Sara : Parce que les gens qui passaient dans la résidence me voyaient à chaque fois travailler dans le jardin et en fait, s'arrêter pour échanger avec moi en me disant “ah ben dis donc vous avez fait un sacré travail, c'est plus joli qu'avant”. Vous voyez ? En fait, ça a créé un échange avec le voisinage.



Hublot social : Et plus d'échanges ? Vous avez l'impression qu'il y a plus d'échanges qu'avant ?



Sara : Oui, moi je trouve. Honnêtement, oui. Moi, je trouve que ça a rapproché les gens. En fait, ce confinement a rapproché les gens parce qu'en en fin de compte, on est tous dans le même bateau on va dire. Et moi, je me dis au moins là, y'a une justice pour tout le monde.



Hublot social : c’est-à-dire ?



Sara : Dans le sens où, entre les riches, les pauvres. Au moins, voilà, tout le monde doit être confiné. Et puis, après ça touche toute personne je veux dire. Et au moins, il y a une justice dans ce cadre-là. C'est à dire que c'est pas encore que les pauvres personnes qui trinquent encore par rapport aux personnes riches, oui voilà, je ne sais pas comment bien l'exprimer.

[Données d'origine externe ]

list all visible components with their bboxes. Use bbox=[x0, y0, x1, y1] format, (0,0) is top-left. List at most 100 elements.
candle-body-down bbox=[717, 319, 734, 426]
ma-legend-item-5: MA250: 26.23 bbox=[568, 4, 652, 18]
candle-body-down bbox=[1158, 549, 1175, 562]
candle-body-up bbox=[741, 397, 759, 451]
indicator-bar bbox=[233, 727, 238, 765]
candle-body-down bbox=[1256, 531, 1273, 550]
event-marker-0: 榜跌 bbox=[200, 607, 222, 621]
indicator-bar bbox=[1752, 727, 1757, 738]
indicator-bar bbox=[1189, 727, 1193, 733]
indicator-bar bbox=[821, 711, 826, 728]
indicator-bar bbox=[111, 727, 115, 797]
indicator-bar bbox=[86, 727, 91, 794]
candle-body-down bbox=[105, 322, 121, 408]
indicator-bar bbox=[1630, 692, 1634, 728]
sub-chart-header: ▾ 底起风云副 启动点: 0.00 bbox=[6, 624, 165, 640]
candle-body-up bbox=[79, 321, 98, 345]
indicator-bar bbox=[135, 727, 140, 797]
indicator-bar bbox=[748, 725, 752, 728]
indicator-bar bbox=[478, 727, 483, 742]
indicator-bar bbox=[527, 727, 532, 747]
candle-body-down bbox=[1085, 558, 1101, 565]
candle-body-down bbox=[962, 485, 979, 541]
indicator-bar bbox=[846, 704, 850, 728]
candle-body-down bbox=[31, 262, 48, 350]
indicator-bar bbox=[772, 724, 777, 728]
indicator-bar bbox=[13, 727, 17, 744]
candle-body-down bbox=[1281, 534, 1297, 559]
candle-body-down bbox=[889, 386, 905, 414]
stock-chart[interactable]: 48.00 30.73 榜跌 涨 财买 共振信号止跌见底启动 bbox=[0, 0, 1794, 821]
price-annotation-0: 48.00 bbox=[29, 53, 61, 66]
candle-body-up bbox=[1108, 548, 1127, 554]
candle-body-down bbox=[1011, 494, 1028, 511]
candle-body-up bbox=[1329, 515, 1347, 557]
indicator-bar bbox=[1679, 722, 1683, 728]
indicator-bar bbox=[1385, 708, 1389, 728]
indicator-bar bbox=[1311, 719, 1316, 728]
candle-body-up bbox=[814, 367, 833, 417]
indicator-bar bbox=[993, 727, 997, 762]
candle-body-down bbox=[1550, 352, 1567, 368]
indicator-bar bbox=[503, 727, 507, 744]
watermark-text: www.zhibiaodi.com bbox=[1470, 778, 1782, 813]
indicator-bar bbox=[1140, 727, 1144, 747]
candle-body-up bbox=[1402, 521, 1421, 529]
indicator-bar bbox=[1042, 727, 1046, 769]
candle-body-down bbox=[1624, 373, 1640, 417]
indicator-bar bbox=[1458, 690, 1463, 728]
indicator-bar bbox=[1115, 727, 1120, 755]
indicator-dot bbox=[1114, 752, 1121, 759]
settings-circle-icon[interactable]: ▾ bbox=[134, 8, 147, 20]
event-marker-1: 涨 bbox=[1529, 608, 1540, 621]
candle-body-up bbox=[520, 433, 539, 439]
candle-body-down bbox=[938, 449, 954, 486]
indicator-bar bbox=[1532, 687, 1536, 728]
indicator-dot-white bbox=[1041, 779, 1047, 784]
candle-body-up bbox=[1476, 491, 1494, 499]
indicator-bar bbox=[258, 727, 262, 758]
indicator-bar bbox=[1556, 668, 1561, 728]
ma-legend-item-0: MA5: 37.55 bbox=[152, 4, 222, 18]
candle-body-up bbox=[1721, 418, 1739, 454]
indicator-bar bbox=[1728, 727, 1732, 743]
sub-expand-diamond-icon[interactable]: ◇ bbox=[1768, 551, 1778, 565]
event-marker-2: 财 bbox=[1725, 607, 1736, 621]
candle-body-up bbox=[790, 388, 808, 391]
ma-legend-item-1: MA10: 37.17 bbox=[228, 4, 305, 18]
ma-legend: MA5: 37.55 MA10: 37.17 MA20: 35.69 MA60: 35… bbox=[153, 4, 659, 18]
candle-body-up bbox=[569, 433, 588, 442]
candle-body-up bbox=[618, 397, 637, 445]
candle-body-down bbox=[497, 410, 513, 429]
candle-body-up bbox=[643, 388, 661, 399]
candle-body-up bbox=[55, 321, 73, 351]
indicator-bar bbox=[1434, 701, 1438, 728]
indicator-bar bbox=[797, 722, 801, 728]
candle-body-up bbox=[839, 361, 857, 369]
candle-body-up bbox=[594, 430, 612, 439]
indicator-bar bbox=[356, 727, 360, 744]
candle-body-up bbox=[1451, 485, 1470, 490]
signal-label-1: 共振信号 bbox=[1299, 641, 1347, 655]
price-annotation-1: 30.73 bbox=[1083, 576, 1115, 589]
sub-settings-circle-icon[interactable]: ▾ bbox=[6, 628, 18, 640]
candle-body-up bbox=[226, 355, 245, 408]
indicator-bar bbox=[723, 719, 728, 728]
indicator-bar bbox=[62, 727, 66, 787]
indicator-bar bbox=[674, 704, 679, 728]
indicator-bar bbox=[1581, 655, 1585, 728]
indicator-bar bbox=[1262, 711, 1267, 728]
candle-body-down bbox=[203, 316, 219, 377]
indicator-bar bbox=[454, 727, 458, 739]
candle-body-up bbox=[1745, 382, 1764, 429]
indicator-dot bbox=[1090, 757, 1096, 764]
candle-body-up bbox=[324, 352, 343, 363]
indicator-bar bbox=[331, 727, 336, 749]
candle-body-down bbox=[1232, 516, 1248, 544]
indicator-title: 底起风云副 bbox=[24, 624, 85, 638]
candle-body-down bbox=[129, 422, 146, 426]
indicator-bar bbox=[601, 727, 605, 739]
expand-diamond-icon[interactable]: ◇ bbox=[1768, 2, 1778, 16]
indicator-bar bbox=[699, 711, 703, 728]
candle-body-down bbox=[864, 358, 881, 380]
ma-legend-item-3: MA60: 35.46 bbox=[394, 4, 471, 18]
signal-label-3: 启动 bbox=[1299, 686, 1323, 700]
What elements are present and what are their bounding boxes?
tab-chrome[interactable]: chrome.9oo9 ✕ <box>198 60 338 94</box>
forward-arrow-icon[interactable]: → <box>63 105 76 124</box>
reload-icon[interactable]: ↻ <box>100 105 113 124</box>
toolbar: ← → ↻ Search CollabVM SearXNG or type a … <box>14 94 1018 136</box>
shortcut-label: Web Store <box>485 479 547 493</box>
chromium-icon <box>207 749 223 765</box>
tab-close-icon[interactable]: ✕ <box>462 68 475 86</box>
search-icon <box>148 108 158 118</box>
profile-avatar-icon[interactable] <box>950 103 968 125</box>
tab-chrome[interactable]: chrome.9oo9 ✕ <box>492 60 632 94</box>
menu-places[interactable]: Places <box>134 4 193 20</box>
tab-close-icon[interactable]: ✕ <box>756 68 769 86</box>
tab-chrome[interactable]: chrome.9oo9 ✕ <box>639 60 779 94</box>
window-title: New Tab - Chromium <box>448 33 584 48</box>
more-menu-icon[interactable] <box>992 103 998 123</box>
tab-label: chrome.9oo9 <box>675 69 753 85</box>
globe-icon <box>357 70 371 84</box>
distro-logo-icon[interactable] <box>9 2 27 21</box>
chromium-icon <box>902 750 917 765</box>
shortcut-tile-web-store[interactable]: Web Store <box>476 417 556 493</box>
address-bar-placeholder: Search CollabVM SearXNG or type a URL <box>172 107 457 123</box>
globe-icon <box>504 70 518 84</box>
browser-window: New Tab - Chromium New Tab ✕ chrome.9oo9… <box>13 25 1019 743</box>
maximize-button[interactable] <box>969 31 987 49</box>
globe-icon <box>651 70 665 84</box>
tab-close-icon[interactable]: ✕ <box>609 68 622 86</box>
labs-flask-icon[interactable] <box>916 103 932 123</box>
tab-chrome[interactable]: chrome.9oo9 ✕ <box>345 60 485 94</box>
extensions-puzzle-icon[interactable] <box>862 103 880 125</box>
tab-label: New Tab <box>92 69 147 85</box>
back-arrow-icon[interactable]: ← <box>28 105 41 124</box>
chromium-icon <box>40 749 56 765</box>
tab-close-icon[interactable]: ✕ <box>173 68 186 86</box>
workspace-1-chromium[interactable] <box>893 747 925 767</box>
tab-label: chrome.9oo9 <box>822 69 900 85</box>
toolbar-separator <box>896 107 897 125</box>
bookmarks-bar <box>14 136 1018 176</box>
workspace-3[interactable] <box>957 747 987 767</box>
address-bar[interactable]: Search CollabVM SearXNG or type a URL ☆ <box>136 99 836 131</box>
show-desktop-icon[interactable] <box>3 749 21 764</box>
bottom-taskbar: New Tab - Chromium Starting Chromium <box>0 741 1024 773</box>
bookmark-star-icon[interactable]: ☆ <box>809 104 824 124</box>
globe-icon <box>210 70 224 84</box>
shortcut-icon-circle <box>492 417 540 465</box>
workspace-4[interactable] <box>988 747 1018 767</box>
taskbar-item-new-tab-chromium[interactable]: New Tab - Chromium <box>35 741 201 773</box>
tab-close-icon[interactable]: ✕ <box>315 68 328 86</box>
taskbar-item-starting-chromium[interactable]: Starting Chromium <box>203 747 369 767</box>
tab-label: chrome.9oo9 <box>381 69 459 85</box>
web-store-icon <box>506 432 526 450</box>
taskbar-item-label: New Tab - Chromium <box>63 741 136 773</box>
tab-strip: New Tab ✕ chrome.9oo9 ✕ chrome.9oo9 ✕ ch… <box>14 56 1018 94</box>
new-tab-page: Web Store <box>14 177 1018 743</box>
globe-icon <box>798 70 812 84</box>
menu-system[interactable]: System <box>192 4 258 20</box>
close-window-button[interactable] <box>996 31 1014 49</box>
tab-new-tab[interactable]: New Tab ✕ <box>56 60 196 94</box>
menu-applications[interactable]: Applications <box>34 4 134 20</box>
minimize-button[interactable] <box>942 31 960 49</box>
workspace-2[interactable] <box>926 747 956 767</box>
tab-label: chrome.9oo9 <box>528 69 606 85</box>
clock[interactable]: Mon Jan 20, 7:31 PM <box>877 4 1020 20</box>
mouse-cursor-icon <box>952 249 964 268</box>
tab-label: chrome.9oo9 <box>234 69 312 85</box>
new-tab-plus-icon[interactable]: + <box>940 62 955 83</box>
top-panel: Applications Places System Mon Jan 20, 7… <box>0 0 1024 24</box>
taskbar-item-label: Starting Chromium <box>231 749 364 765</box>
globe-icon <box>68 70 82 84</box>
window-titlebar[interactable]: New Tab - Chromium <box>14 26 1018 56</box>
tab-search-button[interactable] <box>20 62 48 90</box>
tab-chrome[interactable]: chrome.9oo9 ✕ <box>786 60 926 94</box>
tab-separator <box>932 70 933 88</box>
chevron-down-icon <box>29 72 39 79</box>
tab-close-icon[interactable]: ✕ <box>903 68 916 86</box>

Hublot social : Est-ce que, peut-être pour finir, vous auriez un message que vous auriez envie de faire passer ?



Sara : Ben un message… Euh… Aimez-vous les uns les autres, déjà. Qu'est-ce que je pourrais dire... Que j'ai hâte quand même de voir mon conjoint parce qu'il me manque. Ben oui, je l'ai pas vu depuis le mois de janvier. Donc, c'est quelque chose qui est quand même assez difficile de ce côté-là, de pas pouvoir être proche. Ça c'est dur. Et puis bon bah, tout ce qui est mon entourage proche, surtout mon fiston quoi. Et puis bon, oui de rester avec ces règles-là qui, en mon sens, vont peut-être justement faire en sorte que ça progresse dans le bon sens. Et voilà que les gens se responsabilisent un petit peu plus envers eux-mêmes et envers les autres.